Definamos el contexto. La Dimitry Baevsky Quartet llegó hasta un escenario digno de catedráticos merced al empeño de la decimonovena edición de Bilbao Distrito Jazz, uno de los programas de música decanos de la villa, organizado en colaboración con la Bilbaína Jazz Club en cuyo nombre acudió ayer Gorka Reino, que acerca a los barrios conciertos gratuitos de pequeño formato con artistas de referencia nacional e internacional, dejando además un espacio para jóvenes promesas del jazz loca. Fue todo un espectáculo, tan sugerente y atractivo que minutos antes de que comenzase el concierto se cerraron las puertas del salón de actos de la biblioteca. No cabía un alma en el patio de butacas pese a que de vísperas la Bilbaína Jazz Club ya había invitado a Dimitry y los suyos a tocar en el hotel Conde Duque, allá a la altura del 22 de Campo de Volantín.

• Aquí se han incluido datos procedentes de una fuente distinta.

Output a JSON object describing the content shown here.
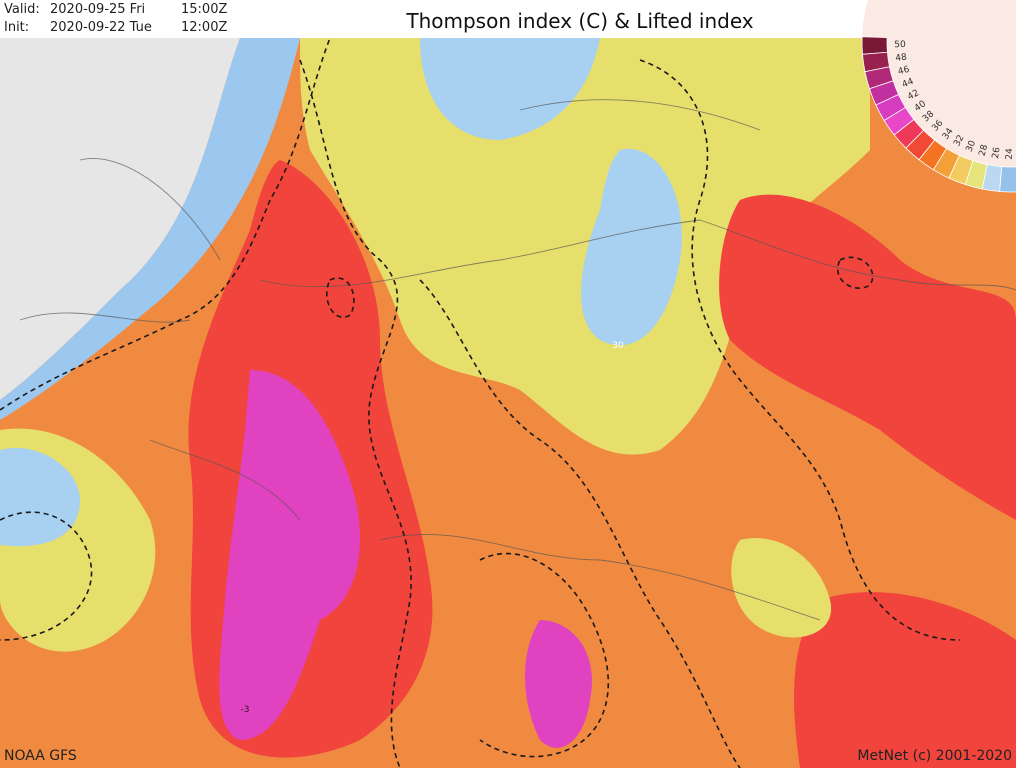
{
  "header": {
    "valid_label": "Valid:",
    "valid_date": "2020-09-25 Fri",
    "valid_time": "15:00Z",
    "init_label": "Init:",
    "init_date": "2020-09-22 Tue",
    "init_time": "12:00Z",
    "title": "Thompson index (C) & Lifted index"
  },
  "legend": {
    "items": [
      {
        "label": "50",
        "color": "#7a1838"
      },
      {
        "label": "48",
        "color": "#98204e"
      },
      {
        "label": "46",
        "color": "#b02878"
      },
      {
        "label": "44",
        "color": "#c230a0"
      },
      {
        "label": "42",
        "color": "#d63cc0"
      },
      {
        "label": "40",
        "color": "#e848c8"
      },
      {
        "label": "38",
        "color": "#f0385a"
      },
      {
        "label": "36",
        "color": "#f04a34"
      },
      {
        "label": "34",
        "color": "#f47424"
      },
      {
        "label": "32",
        "color": "#f4a038"
      },
      {
        "label": "30",
        "color": "#f2cc60"
      },
      {
        "label": "28",
        "color": "#e6e47c"
      },
      {
        "label": "26",
        "color": "#bcd8f0"
      },
      {
        "label": "24",
        "color": "#94c2ea"
      }
    ]
  },
  "map": {
    "contour_labels": [
      "30",
      "-3"
    ]
  },
  "footer": {
    "source": "NOAA GFS",
    "copyright": "MetNet (c) 2001-2020"
  }
}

Ya antes de que se abriesen las puertas, las escalinatas de mármol que dan acceso a la sala estaban atestadas de melómanos. Allí se daban cita Carlos García, alias Tato, Amaia Agirrezabal, Mohamed Ali, quien habrá escuchado una y mil veces el chiste de su comparación con Cassius Clay; Imanol Arako, Paula Menoyo, Federica Bravo, Nuno Carvalho, Lorea Pérez de Albéniz, Taryn Pizarro Grammelstorff, Irma Ferro, el pequeño Jon Quintana, Elena Agirrezabal, Inmaculada Gómez, Alfredo Arenaza, Ruth Márquez, Miguel Atutxa, que no guarda parentesco alguno por el hombre ligado al hotel Carlton; Iñaki Esnaola, Gloria Martínez, Yolanda Hierro, Iskander Goikoetxea, Idoia Palacios, Ainara García, Jon Ugarte y mucha otra gente amante de la vieja música de alma negra, sublimada en los bares de Nueva Orleans.

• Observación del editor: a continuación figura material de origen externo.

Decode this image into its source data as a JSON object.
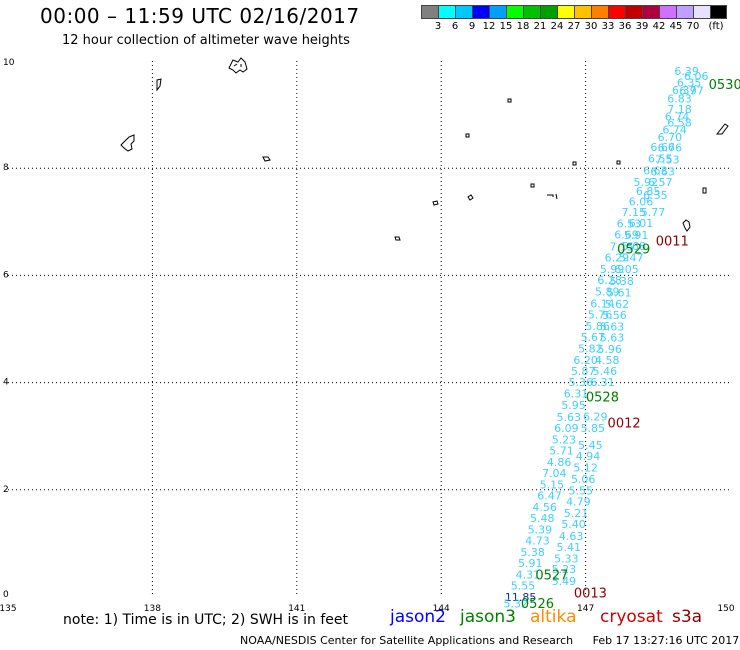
{
  "header": {
    "title": "00:00 – 11:59 UTC 02/16/2017",
    "subtitle": "12 hour collection of altimeter wave heights"
  },
  "legend": {
    "colors": [
      "#808080",
      "#00ffff",
      "#00c8ff",
      "#0000ff",
      "#00a0ff",
      "#00ff00",
      "#00c000",
      "#00a000",
      "#ffff00",
      "#ffc000",
      "#ff8000",
      "#ff0000",
      "#c00000",
      "#b00040",
      "#d070ff",
      "#c0a0ff",
      "#e8e0ff",
      "#000000"
    ],
    "labels": [
      "3",
      "6",
      "9",
      "12",
      "15",
      "18",
      "21",
      "24",
      "27",
      "30",
      "33",
      "36",
      "39",
      "42",
      "45",
      "70",
      "(ft)"
    ]
  },
  "axes": {
    "x_ticks": [
      "135",
      "138",
      "141",
      "144",
      "147",
      "150"
    ],
    "y_ticks": [
      "0",
      "2",
      "4",
      "6",
      "8",
      "10"
    ]
  },
  "wave_labels": {
    "track_colors": {
      "jason3": "#40d0ff",
      "other": "#1030a0"
    },
    "values": [
      {
        "t": "6.39",
        "x": 149.1,
        "y": 9.81,
        "c": "jason3"
      },
      {
        "t": "6.06",
        "x": 149.3,
        "y": 9.72,
        "c": "jason3"
      },
      {
        "t": "6.35",
        "x": 149.15,
        "y": 9.6,
        "c": "jason3"
      },
      {
        "t": "6.37",
        "x": 149.05,
        "y": 9.46,
        "c": "jason3"
      },
      {
        "t": "6.97",
        "x": 149.2,
        "y": 9.45,
        "c": "jason3"
      },
      {
        "t": "6.83",
        "x": 148.95,
        "y": 9.3,
        "c": "jason3"
      },
      {
        "t": "7.18",
        "x": 148.95,
        "y": 9.1,
        "c": "jason3"
      },
      {
        "t": "6.74",
        "x": 148.9,
        "y": 8.96,
        "c": "jason3"
      },
      {
        "t": "6.58",
        "x": 148.95,
        "y": 8.85,
        "c": "jason3"
      },
      {
        "t": "6.74",
        "x": 148.85,
        "y": 8.72,
        "c": "jason3"
      },
      {
        "t": "6.70",
        "x": 148.75,
        "y": 8.58,
        "c": "jason3"
      },
      {
        "t": "6.66",
        "x": 148.6,
        "y": 8.4,
        "c": "jason3"
      },
      {
        "t": "6.76",
        "x": 148.75,
        "y": 8.39,
        "c": "jason3"
      },
      {
        "t": "6.55",
        "x": 148.55,
        "y": 8.18,
        "c": "jason3"
      },
      {
        "t": "7.53",
        "x": 148.7,
        "y": 8.16,
        "c": "jason3"
      },
      {
        "t": "6.63",
        "x": 148.45,
        "y": 7.96,
        "c": "jason3"
      },
      {
        "t": "6.63",
        "x": 148.6,
        "y": 7.94,
        "c": "jason3"
      },
      {
        "t": "5.92",
        "x": 148.25,
        "y": 7.74,
        "c": "jason3"
      },
      {
        "t": "6.57",
        "x": 148.55,
        "y": 7.74,
        "c": "jason3"
      },
      {
        "t": "6.85",
        "x": 148.3,
        "y": 7.57,
        "c": "jason3"
      },
      {
        "t": "6.35",
        "x": 148.45,
        "y": 7.5,
        "c": "jason3"
      },
      {
        "t": "6.06",
        "x": 148.15,
        "y": 7.38,
        "c": "jason3"
      },
      {
        "t": "5.77",
        "x": 148.4,
        "y": 7.18,
        "c": "jason3"
      },
      {
        "t": "7.15",
        "x": 148.0,
        "y": 7.18,
        "c": "jason3"
      },
      {
        "t": "6.53",
        "x": 147.9,
        "y": 6.97,
        "c": "jason3"
      },
      {
        "t": "6.01",
        "x": 148.15,
        "y": 6.98,
        "c": "jason3"
      },
      {
        "t": "6.69",
        "x": 147.85,
        "y": 6.76,
        "c": "jason3"
      },
      {
        "t": "5.91",
        "x": 148.05,
        "y": 6.75,
        "c": "jason3"
      },
      {
        "t": "7.15",
        "x": 147.75,
        "y": 6.54,
        "c": "jason3"
      },
      {
        "t": "5.68",
        "x": 148.0,
        "y": 6.55,
        "c": "jason3"
      },
      {
        "t": "6.29",
        "x": 147.65,
        "y": 6.33,
        "c": "jason3"
      },
      {
        "t": "5.47",
        "x": 147.95,
        "y": 6.33,
        "c": "jason3"
      },
      {
        "t": "5.99",
        "x": 147.55,
        "y": 6.12,
        "c": "jason3"
      },
      {
        "t": "6.05",
        "x": 147.85,
        "y": 6.12,
        "c": "jason3"
      },
      {
        "t": "6.28",
        "x": 147.5,
        "y": 5.91,
        "c": "jason3"
      },
      {
        "t": "5.38",
        "x": 147.75,
        "y": 5.9,
        "c": "jason3"
      },
      {
        "t": "5.89",
        "x": 147.45,
        "y": 5.7,
        "c": "jason3"
      },
      {
        "t": "5.61",
        "x": 147.7,
        "y": 5.68,
        "c": "jason3"
      },
      {
        "t": "6.14",
        "x": 147.35,
        "y": 5.48,
        "c": "jason3"
      },
      {
        "t": "5.62",
        "x": 147.65,
        "y": 5.47,
        "c": "jason3"
      },
      {
        "t": "5.76",
        "x": 147.3,
        "y": 5.27,
        "c": "jason3"
      },
      {
        "t": "5.56",
        "x": 147.6,
        "y": 5.26,
        "c": "jason3"
      },
      {
        "t": "5.86",
        "x": 147.25,
        "y": 5.06,
        "c": "jason3"
      },
      {
        "t": "5.63",
        "x": 147.55,
        "y": 5.05,
        "c": "jason3"
      },
      {
        "t": "5.67",
        "x": 147.15,
        "y": 4.85,
        "c": "jason3"
      },
      {
        "t": "5.63",
        "x": 147.55,
        "y": 4.84,
        "c": "jason3"
      },
      {
        "t": "5.82",
        "x": 147.1,
        "y": 4.64,
        "c": "jason3"
      },
      {
        "t": "5.96",
        "x": 147.5,
        "y": 4.63,
        "c": "jason3"
      },
      {
        "t": "6.20",
        "x": 147.0,
        "y": 4.42,
        "c": "jason3"
      },
      {
        "t": "4.58",
        "x": 147.45,
        "y": 4.42,
        "c": "jason3"
      },
      {
        "t": "5.87",
        "x": 146.95,
        "y": 4.22,
        "c": "jason3"
      },
      {
        "t": "5.46",
        "x": 147.4,
        "y": 4.22,
        "c": "jason3"
      },
      {
        "t": "5.36",
        "x": 146.9,
        "y": 4.01,
        "c": "jason3"
      },
      {
        "t": "6.31",
        "x": 147.35,
        "y": 4.01,
        "c": "jason3"
      },
      {
        "t": "6.31",
        "x": 146.8,
        "y": 3.8,
        "c": "jason3"
      },
      {
        "t": "5.95",
        "x": 146.75,
        "y": 3.58,
        "c": "jason3"
      },
      {
        "t": "6.29",
        "x": 147.2,
        "y": 3.37,
        "c": "jason3"
      },
      {
        "t": "5.63",
        "x": 146.65,
        "y": 3.36,
        "c": "jason3"
      },
      {
        "t": "6.09",
        "x": 146.6,
        "y": 3.15,
        "c": "jason3"
      },
      {
        "t": "5.85",
        "x": 147.15,
        "y": 3.15,
        "c": "jason3"
      },
      {
        "t": "5.23",
        "x": 146.55,
        "y": 2.94,
        "c": "jason3"
      },
      {
        "t": "5.71",
        "x": 146.5,
        "y": 2.73,
        "c": "jason3"
      },
      {
        "t": "5.45",
        "x": 147.1,
        "y": 2.84,
        "c": "jason3"
      },
      {
        "t": "4.86",
        "x": 146.45,
        "y": 2.52,
        "c": "jason3"
      },
      {
        "t": "4.94",
        "x": 147.05,
        "y": 2.63,
        "c": "jason3"
      },
      {
        "t": "5.12",
        "x": 147.0,
        "y": 2.42,
        "c": "jason3"
      },
      {
        "t": "7.04",
        "x": 146.35,
        "y": 2.31,
        "c": "jason3"
      },
      {
        "t": "5.06",
        "x": 146.95,
        "y": 2.2,
        "c": "jason3"
      },
      {
        "t": "5.15",
        "x": 146.3,
        "y": 2.1,
        "c": "jason3"
      },
      {
        "t": "5.55",
        "x": 146.9,
        "y": 1.99,
        "c": "jason3"
      },
      {
        "t": "6.47",
        "x": 146.25,
        "y": 1.89,
        "c": "jason3"
      },
      {
        "t": "4.79",
        "x": 146.85,
        "y": 1.78,
        "c": "jason3"
      },
      {
        "t": "4.56",
        "x": 146.15,
        "y": 1.68,
        "c": "jason3"
      },
      {
        "t": "5.21",
        "x": 146.8,
        "y": 1.57,
        "c": "jason3"
      },
      {
        "t": "5.48",
        "x": 146.1,
        "y": 1.47,
        "c": "jason3"
      },
      {
        "t": "5.40",
        "x": 146.75,
        "y": 1.36,
        "c": "jason3"
      },
      {
        "t": "5.39",
        "x": 146.05,
        "y": 1.26,
        "c": "jason3"
      },
      {
        "t": "4.63",
        "x": 146.7,
        "y": 1.14,
        "c": "jason3"
      },
      {
        "t": "4.73",
        "x": 146.0,
        "y": 1.05,
        "c": "jason3"
      },
      {
        "t": "5.41",
        "x": 146.65,
        "y": 0.93,
        "c": "jason3"
      },
      {
        "t": "5.38",
        "x": 145.9,
        "y": 0.84,
        "c": "jason3"
      },
      {
        "t": "5.91",
        "x": 145.85,
        "y": 0.63,
        "c": "jason3"
      },
      {
        "t": "5.33",
        "x": 146.6,
        "y": 0.72,
        "c": "jason3"
      },
      {
        "t": "4.31",
        "x": 145.8,
        "y": 0.42,
        "c": "jason3"
      },
      {
        "t": "5.23",
        "x": 146.55,
        "y": 0.52,
        "c": "jason3"
      },
      {
        "t": "5.55",
        "x": 145.7,
        "y": 0.21,
        "c": "jason3"
      },
      {
        "t": "5.49",
        "x": 146.55,
        "y": 0.3,
        "c": "jason3"
      },
      {
        "t": "11.85",
        "x": 145.65,
        "y": 0.0,
        "c": "other"
      },
      {
        "t": "5.32",
        "x": 145.55,
        "y": -0.12,
        "c": "jason3"
      }
    ]
  },
  "time_labels": [
    {
      "t": "0530",
      "x": 149.9,
      "y": 9.57,
      "color": "#008000"
    },
    {
      "t": "0011",
      "x": 148.8,
      "y": 6.65,
      "color": "#8b0000"
    },
    {
      "t": "0529",
      "x": 148.0,
      "y": 6.5,
      "color": "#008000"
    },
    {
      "t": "0528",
      "x": 147.35,
      "y": 3.74,
      "color": "#008000"
    },
    {
      "t": "0012",
      "x": 147.8,
      "y": 3.26,
      "color": "#8b0000"
    },
    {
      "t": "0527",
      "x": 146.3,
      "y": 0.42,
      "color": "#008000"
    },
    {
      "t": "0013",
      "x": 147.1,
      "y": 0.08,
      "color": "#8b0000"
    },
    {
      "t": "0526",
      "x": 146.0,
      "y": -0.11,
      "color": "#008000"
    }
  ],
  "note": "note:  1) Time is in UTC;  2) SWH is in feet",
  "satellites": [
    {
      "name": "jason2",
      "color": "#0000ff"
    },
    {
      "name": "jason3",
      "color": "#008000"
    },
    {
      "name": "altika",
      "color": "#ff8c00"
    },
    {
      "name": "cryosat",
      "color": "#cc0000"
    },
    {
      "name": "s3a",
      "color": "#8b0000"
    }
  ],
  "footer": {
    "credit": "NOAA/NESDIS Center for Satellite Applications and Research",
    "timestamp": "Feb 17 13:27:16 UTC 2017"
  }
}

Qué razón llevaba el viejo instrumentista Steve Lacy cuando dijo que, allá en los años 30 del pasado siglo, que “el jazz es como el vino. Cuando es nuevo, es solo para expertos; pero cuando envejece, todo el mundo lo quiere”. No lo pregunté pero es casi seguro que hubiesen firmado debajo Anabel Gorroño, Patxi Martínez, Ana Astobiza, María Isabel Ortiz del Río, Iñigo Iturriaga, Andoni Erdozain, Maite Fernández, Izaskun Bernaola, Agurtzane Igartua, Andoni Bilbao, Elena Fernández, José María Azkarate y así toda una legión de seguidores de una música que tanto recuerda al arte de vivir. No por nada se dice de este estilo que es mejor cuanto más se improvisa y no les falta razón a los apóstoles que lo predican.